To be honest, I've considered race-changing ever since the announcement that the fuctionality was coming Soon™ was made. It doesn't much matter when I'm resto and sitting comfortably at range, but on those occasions that I raid as enhancement, I find my Tauren's size awkward, at best, and at times even detrimental to my performance. (Yes, I have a big hit box. Shut up.)
As the largest thing in melee range next to the boss, Elam, and Keaton's over-large ursine posterior (read: big bear butt), Liluye tends to dwarf trash mobs — not to mention our Forsaken tank.
... Sorry Coffer. I didn't mean to step where your toes would be if you happened to have toes instead of those rotted little stubs. ;.;
Anyway, my melee positioning often feels clumsy and I have been told on more than one occasion to stop Elaming. (Elaming: DPSing from the front because you can't tell the difference when a mob actually fits inside your character model. >.< Note that this is largely inadvertant and not to be confused from Ouchiesing, which refers to DPSing from the front because you want your tank to get parried, or Malamoing, which is what happens when you inject copious amonts of sugar directly into your brain before a raid and bind Lightning Bolt to your push-to-talk key.)
I can also have a hard time seeing The Bad® as it rolls across the floor beneath our hooves. >.>
All these things together tempt me towards trolldom. The mohawk helps, too! ... and these cute little voodoo totems might just be the icing on the cake ...
Legendary.
I am the single most indecisive person I know. I blame it on my Libra stars: a balance-seeker through and through, I will weigh not only every available option, but every conceivable variation of every available option before commiting myself to one.
... And yet when we learned that the next legendary would be a healing mace, there was never any doubt in my mind as to who should receive it. There were no alternatives to consider; no cosmic scales to tinker with until they tipped perfectly even.
For once, my inner October was perfectly and confidently decisive.
Although Surreality has a strong healing core and six excellent healers — each worthy of the honor for vastly different reasons — only one of them has been with the guild from the very beginning: from that first tentative foray into Karazhan, when he agreed to heal our weeknight raid in spite of a living a full hour ahead of server time and and four hours ahead of the rest of his team. (He cat-napped after work and set his alarm for 2 AM in order to honor that commitment, but honor it he did!)

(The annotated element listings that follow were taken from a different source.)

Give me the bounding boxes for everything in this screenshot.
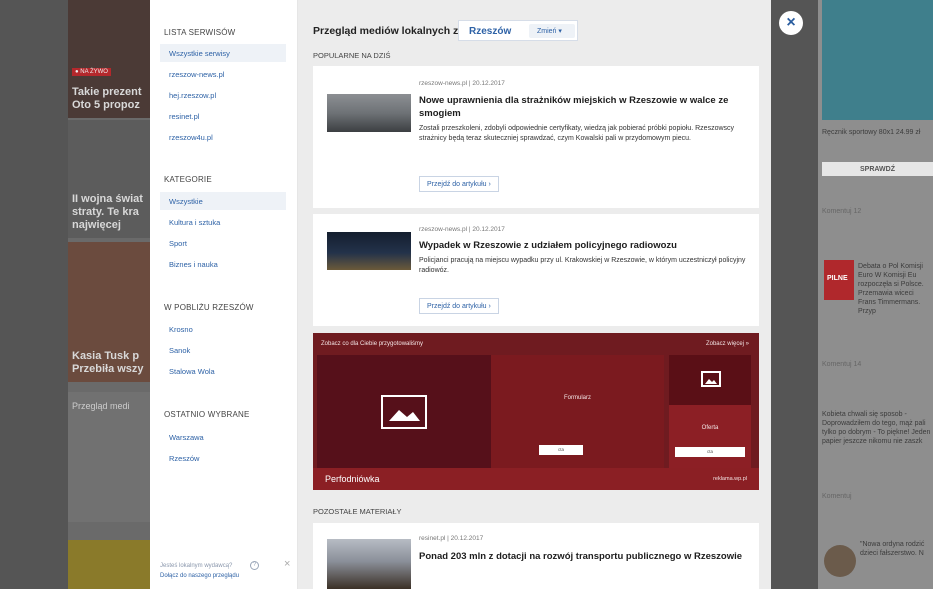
nearby-item[interactable]: Stalowa Wola — [160, 362, 286, 380]
help-icon[interactable]: ? — [250, 561, 259, 570]
close-icon[interactable]: × — [284, 558, 290, 570]
page-title: Przegląd mediów lokalnych z: — [313, 25, 462, 37]
list-item[interactable]: rzeszow-news.pl — [160, 65, 286, 83]
bg-news-tile: II wojna świat straty. Te kra najwięcej — [68, 120, 150, 238]
article-thumbnail[interactable] — [327, 539, 411, 589]
ad-site: reklama.wp.pl — [713, 476, 747, 482]
article-thumbnail[interactable] — [327, 94, 411, 132]
article-card: rzeszow-news.pl | 20.12.2017 Wypadek w R… — [313, 214, 759, 326]
recent-heading: OSTATNIO WYBRANE — [164, 410, 250, 419]
bg-comment: Komentuj 14 — [822, 361, 862, 368]
bg-tile-text: Kasia Tusk p Przebiła wszy — [72, 350, 144, 375]
bg-pilne-badge: PILNE — [824, 260, 854, 300]
category-item[interactable]: Biznes i nauka — [160, 255, 286, 273]
lists-heading: LISTA SERWISÓW — [164, 28, 236, 37]
ad-banner[interactable]: Zobacz co dla Ciebie przygotowaliśmy Zob… — [313, 333, 759, 490]
category-item[interactable]: Kultura i sztuka — [160, 213, 286, 231]
list-item-all[interactable]: Wszystkie serwisy — [160, 44, 286, 62]
recent-item[interactable]: Warszawa — [160, 428, 286, 446]
category-item-all[interactable]: Wszystkie — [160, 192, 286, 210]
article-title[interactable]: Wypadek w Rzeszowie z udziałem policyjne… — [419, 239, 747, 252]
bg-comment: Komentuj — [822, 493, 852, 500]
article-meta: rzeszow-news.pl | 20.12.2017 — [419, 80, 505, 87]
category-item[interactable]: Sport — [160, 234, 286, 252]
image-placeholder-icon — [701, 371, 721, 387]
article-meta: resinet.pl | 20.12.2017 — [419, 535, 484, 542]
nearby-heading: W POBLIŻU RZESZÓW — [164, 303, 254, 312]
bg-news-tile: Przegląd medi — [68, 392, 150, 522]
bg-check-button: SPRAWDŹ — [822, 162, 933, 176]
bg-comment: Komentuj 12 — [822, 208, 862, 215]
live-badge: ● NA ŻYWO — [72, 68, 111, 76]
article-card: resinet.pl | 20.12.2017 Ponad 203 mln z … — [313, 523, 759, 589]
nearby-item[interactable]: Sanok — [160, 341, 286, 359]
article-description: Policjanci pracują na miejscu wypadku pr… — [419, 257, 746, 274]
article-title[interactable]: Ponad 203 mln z dotacji na rozwój transp… — [419, 550, 747, 563]
city-selector: Rzeszów Zmień ▾ — [458, 20, 578, 41]
bg-news-tile: Kasia Tusk p Przebiła wszy — [68, 242, 150, 382]
ad-form-label: Formularz — [563, 395, 591, 401]
read-article-button[interactable]: Przejdź do artykułu › — [419, 176, 499, 192]
popular-section-label: POPULARNE NA DZIŚ — [313, 51, 391, 60]
publisher-question: Jesteś lokalnym wydawcą? — [160, 563, 233, 569]
ad-brand: Perfodniówka — [325, 474, 380, 484]
article-meta: rzeszow-news.pl | 20.12.2017 — [419, 226, 505, 233]
ad-cta-button[interactable]: cta — [675, 447, 745, 457]
bg-product-text: Ręcznik sportowy 80x1 24.99 zł — [822, 129, 921, 136]
categories-heading: KATEGORIE — [164, 175, 212, 184]
close-modal-button[interactable]: × — [779, 11, 803, 35]
bg-avatar — [824, 545, 856, 577]
ad-cta-button[interactable]: cta — [539, 445, 583, 455]
list-item[interactable]: resinet.pl — [160, 107, 286, 125]
nearby-item[interactable]: Krosno — [160, 320, 286, 338]
bg-news-tile — [68, 540, 150, 589]
article-description: Zostali przeszkoleni, zdobyli odpowiedni… — [419, 125, 735, 142]
recent-item[interactable]: Rzeszów — [160, 449, 286, 467]
bg-tile-text: Przegląd medi — [72, 401, 130, 411]
city-name: Rzeszów — [469, 26, 512, 37]
ad-image-tile — [317, 355, 491, 468]
other-section-label: POZOSTAŁE MATERIAŁY — [313, 507, 402, 516]
list-item[interactable]: hej.rzeszow.pl — [160, 86, 286, 104]
ad-form-tile: Formularz cta — [491, 355, 664, 468]
article-thumbnail[interactable] — [327, 232, 411, 270]
ad-offer-label: Oferta — [701, 425, 719, 431]
read-article-button[interactable]: Przejdź do artykułu › — [419, 298, 499, 314]
bg-news-text: Debata o Pol Komisji Euro W Komisji Eu r… — [858, 263, 924, 315]
publisher-join-link[interactable]: Dołącz do naszego przeglądu — [160, 573, 239, 579]
bg-news-text: Kobieta chwali się sposob - Doprowadziłe… — [822, 411, 931, 445]
article-title[interactable]: Nowe uprawnienia dla strażników miejskic… — [419, 94, 747, 120]
ad-footer: Perfodniówka reklama.wp.pl — [313, 468, 759, 490]
article-card: rzeszow-news.pl | 20.12.2017 Nowe uprawn… — [313, 66, 759, 208]
bg-news-tile: ● NA ŻYWO Takie prezent Oto 5 propoz — [68, 0, 150, 118]
ad-offer-image — [669, 355, 751, 405]
image-placeholder-icon — [381, 395, 427, 429]
bg-news-text: "Nowa ordyna rodzić dzieci fałszerstwo. … — [860, 541, 925, 557]
bg-tile-text: II wojna świat straty. Te kra najwięcej — [72, 193, 143, 231]
change-city-button[interactable]: Zmień ▾ — [529, 24, 575, 38]
list-item[interactable]: rzeszow4u.pl — [160, 128, 286, 146]
bg-tile-text: Takie prezent Oto 5 propoz — [72, 86, 142, 111]
ad-intro-text: Zobacz co dla Ciebie przygotowaliśmy — [321, 341, 424, 347]
ad-see-more-link[interactable]: Zobacz więcej » — [706, 341, 749, 347]
bg-product-image — [822, 0, 933, 120]
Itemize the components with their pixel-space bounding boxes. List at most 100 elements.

For over two years, he has been a constant presence in and invaluable asset to the guild: as an officer, as our healing lead, and as a friend.
This is, after all, the man who operates on the "Happiness Principle" and will pass upgrades or vanity items to anyone he thinks will derive more happiness from them than he will.
This is also the man who volunteers to heal instances and raids for the guild's entire host of alts, long after they've ceased to be of any personal value to him — and then sits out those he does need simply so others can experience them. (And unlike me, he doesn't mope about it for a week afterwards. >.>)
He herds cats.
He accompanies our raid leader into cleared instance ID's to fine-tune strategy and positioning.
He donates hours of his time herbing and fishing to keep the guild bank stocked with flasks and potions for those long progression nights.
He has spent many a night consoling me through guild drama, boy drama, family drama and every other kind of drama: offering support and a fresh perspective — and occasionally playing Devil's Advocate — when they are most needed.
I know they're only pixels, Annah, but they carry the respect and gratitude of the guild with them. Congratulations on Val'anyr. No one deserves it more.